Millhauser takes his time building up the progression of Edmund's work, detailing the humor of his "Landscape with Fog" (in which the landscape is missing, consumed by the fog) while at the same time posing the artist's serious mission: "The painting makes no attempt to induce in the viewer a state of revery, or to suggest deep religious meanings infused in a natural setting; rather, its effect is to disturb, to confound, to render uncertain." In his "Powers of Art" cycle, the artist works his way toward the philosophy that "a painting strikes a blow," and later still is described as "seeking a way to reveal or release another order of being, a deeper structure than the accidental and physical one that presents itself to the innocent eye." In my mind, the process bits are the most intriguing of the story; the actual facts that come to light, the ones that don't directly inspire his art, are less effective by dint of their blander biographical nature. Life and art imitate one another, there lies the meat:


What is most striking and uncanny about the Totentanz is the way it continually presents itself as different from the way it appeared a moment before--one is continually stepping closer, and farther back, and to the side, simply in an effort to see what is there. The background alone is a masterpiece of murk, a tone poem of dissonant darknesses. Dim forms appear to be visible, only to reveal themselves as the curves of bold brushstrokes, which again seem to tease the eye into evoking shames that may not be there.

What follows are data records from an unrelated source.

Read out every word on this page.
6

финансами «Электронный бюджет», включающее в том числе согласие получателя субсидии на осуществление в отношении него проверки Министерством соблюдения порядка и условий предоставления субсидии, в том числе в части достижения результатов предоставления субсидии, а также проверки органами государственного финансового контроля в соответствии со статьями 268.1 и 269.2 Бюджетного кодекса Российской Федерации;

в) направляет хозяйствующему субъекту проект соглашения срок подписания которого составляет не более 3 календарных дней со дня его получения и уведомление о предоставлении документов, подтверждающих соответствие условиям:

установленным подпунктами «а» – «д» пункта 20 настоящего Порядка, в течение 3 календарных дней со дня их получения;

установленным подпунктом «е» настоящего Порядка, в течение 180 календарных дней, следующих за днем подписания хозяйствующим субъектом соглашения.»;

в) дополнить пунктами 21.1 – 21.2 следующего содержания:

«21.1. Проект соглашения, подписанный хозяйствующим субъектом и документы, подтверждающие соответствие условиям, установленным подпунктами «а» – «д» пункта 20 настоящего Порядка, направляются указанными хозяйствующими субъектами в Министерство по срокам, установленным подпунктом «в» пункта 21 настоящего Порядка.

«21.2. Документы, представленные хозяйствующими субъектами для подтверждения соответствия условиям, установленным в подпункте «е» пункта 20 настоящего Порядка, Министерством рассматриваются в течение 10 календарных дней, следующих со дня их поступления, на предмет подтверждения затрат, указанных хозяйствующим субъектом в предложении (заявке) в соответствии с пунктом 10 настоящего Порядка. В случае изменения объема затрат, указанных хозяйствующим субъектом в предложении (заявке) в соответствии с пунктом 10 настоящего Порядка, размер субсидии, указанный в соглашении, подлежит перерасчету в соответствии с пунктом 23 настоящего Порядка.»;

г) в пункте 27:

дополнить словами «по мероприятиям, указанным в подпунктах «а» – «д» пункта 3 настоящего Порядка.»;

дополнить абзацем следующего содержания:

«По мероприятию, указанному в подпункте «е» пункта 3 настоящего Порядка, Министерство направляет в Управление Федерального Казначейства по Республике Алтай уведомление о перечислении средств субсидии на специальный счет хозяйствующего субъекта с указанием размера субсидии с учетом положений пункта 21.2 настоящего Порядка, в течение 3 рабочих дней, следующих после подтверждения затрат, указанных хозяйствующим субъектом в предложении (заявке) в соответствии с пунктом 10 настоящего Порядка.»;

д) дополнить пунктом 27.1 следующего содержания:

We are told, in many senses, that everything is an illusion -- or rather, that life is a "ghost trick," in which our perspective alters our living of it. Consider, for instance, Elizabeth's fragile health in relation to the way in which she is so taken by her brother's artwork: she becomes revitalized by the near-demonic paintings, as if pulling a Dorian Grey. At the same time, when focused on the reality of her situation, it is only then that she begins to ebb and drift away. It is like an object that cannot be seen head-on, but exists only at a slant. And so, by the end, he has turned to painting "inner landscapes" (like his fatal self-portrait): "It is as if only by smashing what he once called the 'mimetic fetters' that Moorash could release into paint the human mystery." As for his interests in Death as subject -- was morality not ever on the minds of the middle-aged romantics? Is it not, in fact, at the heart of every story of life?

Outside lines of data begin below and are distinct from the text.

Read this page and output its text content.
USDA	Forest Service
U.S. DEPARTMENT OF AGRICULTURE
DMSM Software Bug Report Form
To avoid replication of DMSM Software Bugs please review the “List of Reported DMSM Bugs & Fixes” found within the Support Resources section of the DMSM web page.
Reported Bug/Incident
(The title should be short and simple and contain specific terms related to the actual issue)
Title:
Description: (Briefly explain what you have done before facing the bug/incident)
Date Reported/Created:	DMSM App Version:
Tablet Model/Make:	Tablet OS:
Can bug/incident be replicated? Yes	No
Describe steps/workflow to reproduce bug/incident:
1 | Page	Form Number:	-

I am not particularly altered by the story, nor by its admittedly brusque (or "brushed") ending, but I was immersed in this other world, this other life, and never ran across a moment that seemed implausible or anything less than tragically acceptable. Besides, it would be naive to think that a story about the obliqueness of art could be so easily understood; it is a better lesson to be reminded, instead, of how complicated life is.